Officials say a security agreement is needed to block the resurgence of large training camps.


Afghan President Hamid Karzai and Obama in January 2013(JEWEL SAMAD/AFP/Getty Images)

Afghanistan's al-Qaida leader is moving to shore up his support and retrain militants, as the United States and President Hamid Karzai's government remain at an impasse over a post-2014 security agreement.

Defense and intelligence officials told the Associated Press that a counterterrorism campaign, including drone and missile strikes, is underway to keep Farouq al-Qahtani al-Qatari from restarting the large militant training camps that he oversaw before the war began.


Al-Qatari is in the Kunar and Nuristan provinces, near the Pakistani border, where officials would like to keep him. They added that without the continued ability to fly drones and jets from at least one air base—which could be blocked if a bilateral security agreement between the U.S. and Afghanistan isn't reached—the al-Qaida leader and his followers could plan attacks against the United States.
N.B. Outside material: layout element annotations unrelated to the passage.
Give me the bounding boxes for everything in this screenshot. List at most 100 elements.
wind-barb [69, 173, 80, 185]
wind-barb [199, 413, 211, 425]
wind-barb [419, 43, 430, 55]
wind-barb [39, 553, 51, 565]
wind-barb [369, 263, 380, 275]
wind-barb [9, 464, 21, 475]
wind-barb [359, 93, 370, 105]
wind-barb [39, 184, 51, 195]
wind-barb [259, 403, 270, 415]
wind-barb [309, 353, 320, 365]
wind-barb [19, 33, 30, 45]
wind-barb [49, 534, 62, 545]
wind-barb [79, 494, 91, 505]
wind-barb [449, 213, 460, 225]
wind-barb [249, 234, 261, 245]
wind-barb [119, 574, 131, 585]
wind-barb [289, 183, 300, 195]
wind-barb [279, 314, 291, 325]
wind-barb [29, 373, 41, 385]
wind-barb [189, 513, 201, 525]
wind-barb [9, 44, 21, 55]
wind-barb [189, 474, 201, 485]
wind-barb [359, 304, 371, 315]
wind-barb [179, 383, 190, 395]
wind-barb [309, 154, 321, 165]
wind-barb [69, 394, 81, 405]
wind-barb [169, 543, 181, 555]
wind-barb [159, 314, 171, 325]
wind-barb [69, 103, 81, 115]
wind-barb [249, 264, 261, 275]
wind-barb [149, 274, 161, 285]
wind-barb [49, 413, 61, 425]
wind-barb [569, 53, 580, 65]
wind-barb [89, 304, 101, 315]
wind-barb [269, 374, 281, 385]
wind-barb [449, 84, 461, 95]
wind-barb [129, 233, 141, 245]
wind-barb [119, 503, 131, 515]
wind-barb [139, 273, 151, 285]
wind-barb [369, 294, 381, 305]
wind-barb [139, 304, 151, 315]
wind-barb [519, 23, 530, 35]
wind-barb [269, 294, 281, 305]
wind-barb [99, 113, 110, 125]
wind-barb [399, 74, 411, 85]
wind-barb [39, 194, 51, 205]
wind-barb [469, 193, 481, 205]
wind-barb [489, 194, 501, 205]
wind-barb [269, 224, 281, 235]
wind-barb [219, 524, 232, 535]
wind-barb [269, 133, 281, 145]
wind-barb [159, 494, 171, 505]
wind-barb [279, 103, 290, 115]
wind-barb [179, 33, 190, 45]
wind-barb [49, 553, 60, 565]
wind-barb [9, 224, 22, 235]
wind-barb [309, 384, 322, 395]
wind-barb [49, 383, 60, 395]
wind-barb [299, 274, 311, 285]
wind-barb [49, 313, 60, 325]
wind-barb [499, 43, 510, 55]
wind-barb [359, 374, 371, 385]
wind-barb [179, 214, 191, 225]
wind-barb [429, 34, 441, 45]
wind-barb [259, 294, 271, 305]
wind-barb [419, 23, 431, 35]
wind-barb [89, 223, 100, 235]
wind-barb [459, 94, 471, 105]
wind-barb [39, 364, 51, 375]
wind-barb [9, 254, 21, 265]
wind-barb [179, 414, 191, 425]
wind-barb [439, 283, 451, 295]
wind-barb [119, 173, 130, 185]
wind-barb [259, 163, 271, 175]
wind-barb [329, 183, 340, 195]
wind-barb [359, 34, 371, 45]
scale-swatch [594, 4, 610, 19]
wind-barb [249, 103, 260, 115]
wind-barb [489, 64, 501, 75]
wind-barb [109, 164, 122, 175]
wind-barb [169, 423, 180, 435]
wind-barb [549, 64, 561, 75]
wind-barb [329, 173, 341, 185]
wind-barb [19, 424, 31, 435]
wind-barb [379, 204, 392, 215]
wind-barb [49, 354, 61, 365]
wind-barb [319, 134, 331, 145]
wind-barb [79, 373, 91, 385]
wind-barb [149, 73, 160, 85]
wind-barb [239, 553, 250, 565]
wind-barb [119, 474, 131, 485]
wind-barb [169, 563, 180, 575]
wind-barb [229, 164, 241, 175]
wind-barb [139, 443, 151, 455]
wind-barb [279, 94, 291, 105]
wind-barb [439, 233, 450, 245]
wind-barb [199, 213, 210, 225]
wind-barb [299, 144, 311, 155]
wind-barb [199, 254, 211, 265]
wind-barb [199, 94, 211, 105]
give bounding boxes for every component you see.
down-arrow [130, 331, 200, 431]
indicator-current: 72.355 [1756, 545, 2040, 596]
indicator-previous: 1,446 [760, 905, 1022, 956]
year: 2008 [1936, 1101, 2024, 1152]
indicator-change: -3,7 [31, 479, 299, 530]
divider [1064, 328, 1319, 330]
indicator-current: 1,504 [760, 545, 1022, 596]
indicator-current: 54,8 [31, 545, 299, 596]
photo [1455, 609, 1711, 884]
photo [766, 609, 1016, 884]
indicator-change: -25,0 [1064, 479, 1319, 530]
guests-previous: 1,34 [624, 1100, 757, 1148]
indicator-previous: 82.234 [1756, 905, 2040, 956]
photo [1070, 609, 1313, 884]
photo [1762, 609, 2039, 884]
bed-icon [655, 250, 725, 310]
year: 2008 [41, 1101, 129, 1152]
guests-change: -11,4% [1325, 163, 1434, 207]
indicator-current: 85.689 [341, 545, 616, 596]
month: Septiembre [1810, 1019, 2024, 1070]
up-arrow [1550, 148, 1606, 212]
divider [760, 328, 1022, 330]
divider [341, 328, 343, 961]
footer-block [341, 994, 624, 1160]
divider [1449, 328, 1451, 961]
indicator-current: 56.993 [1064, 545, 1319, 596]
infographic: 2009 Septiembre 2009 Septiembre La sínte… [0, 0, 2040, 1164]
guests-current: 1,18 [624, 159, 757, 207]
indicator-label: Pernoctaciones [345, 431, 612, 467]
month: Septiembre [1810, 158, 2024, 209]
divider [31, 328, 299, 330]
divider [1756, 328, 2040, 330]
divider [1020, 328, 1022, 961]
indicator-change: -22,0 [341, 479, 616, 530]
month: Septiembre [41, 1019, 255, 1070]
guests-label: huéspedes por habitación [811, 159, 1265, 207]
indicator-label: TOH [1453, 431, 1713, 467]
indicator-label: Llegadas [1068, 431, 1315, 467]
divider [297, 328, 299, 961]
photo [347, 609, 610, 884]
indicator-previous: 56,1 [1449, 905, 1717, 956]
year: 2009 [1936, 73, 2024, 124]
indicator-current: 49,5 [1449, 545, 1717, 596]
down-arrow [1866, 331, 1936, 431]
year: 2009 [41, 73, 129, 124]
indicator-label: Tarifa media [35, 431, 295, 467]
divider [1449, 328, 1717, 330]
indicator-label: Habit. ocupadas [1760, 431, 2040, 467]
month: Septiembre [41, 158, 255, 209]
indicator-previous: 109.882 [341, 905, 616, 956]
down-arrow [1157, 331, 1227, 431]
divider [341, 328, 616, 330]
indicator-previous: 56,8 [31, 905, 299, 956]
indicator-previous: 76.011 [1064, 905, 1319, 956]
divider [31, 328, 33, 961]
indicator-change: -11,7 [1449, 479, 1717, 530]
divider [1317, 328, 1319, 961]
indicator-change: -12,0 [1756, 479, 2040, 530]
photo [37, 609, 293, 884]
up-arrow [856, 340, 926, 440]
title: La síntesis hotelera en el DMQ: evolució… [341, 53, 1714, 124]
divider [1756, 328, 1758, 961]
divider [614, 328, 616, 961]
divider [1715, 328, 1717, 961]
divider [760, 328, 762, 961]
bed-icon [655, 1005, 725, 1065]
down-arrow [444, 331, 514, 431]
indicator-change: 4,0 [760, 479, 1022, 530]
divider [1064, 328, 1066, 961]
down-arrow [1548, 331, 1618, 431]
President Obama on Tuesday asked for the Pentagon to create a contingency plan for withdrawing all U.S. troops by the end of the year, referred to as the "zero option." If all U.S. troops leave the country, NATO will also pull its forces.

Obama's request followed a public campaign by U.S. and NATO officials to get the Afghan president to sign the security agreement. Karzai pushed the signing of the pact until after the country's elections this spring.


Military and administration officials, members of Congress, and outside experts have repeatedly warned that if the United States pulls out all of its troops, the Taliban and al-Qaida would likely see a resurgence in the country.

That line of thought was echoed by Gen. Raymond Odierno, the Army chief of staff, earlier this month. He said that Afghanistan's institutions, including security forces, have made "quite a bit" of progress, but aren't strong enough to maintain those advances over the long term.

The Defense Department has recommended leaving 10,000 troops in the country through 2017.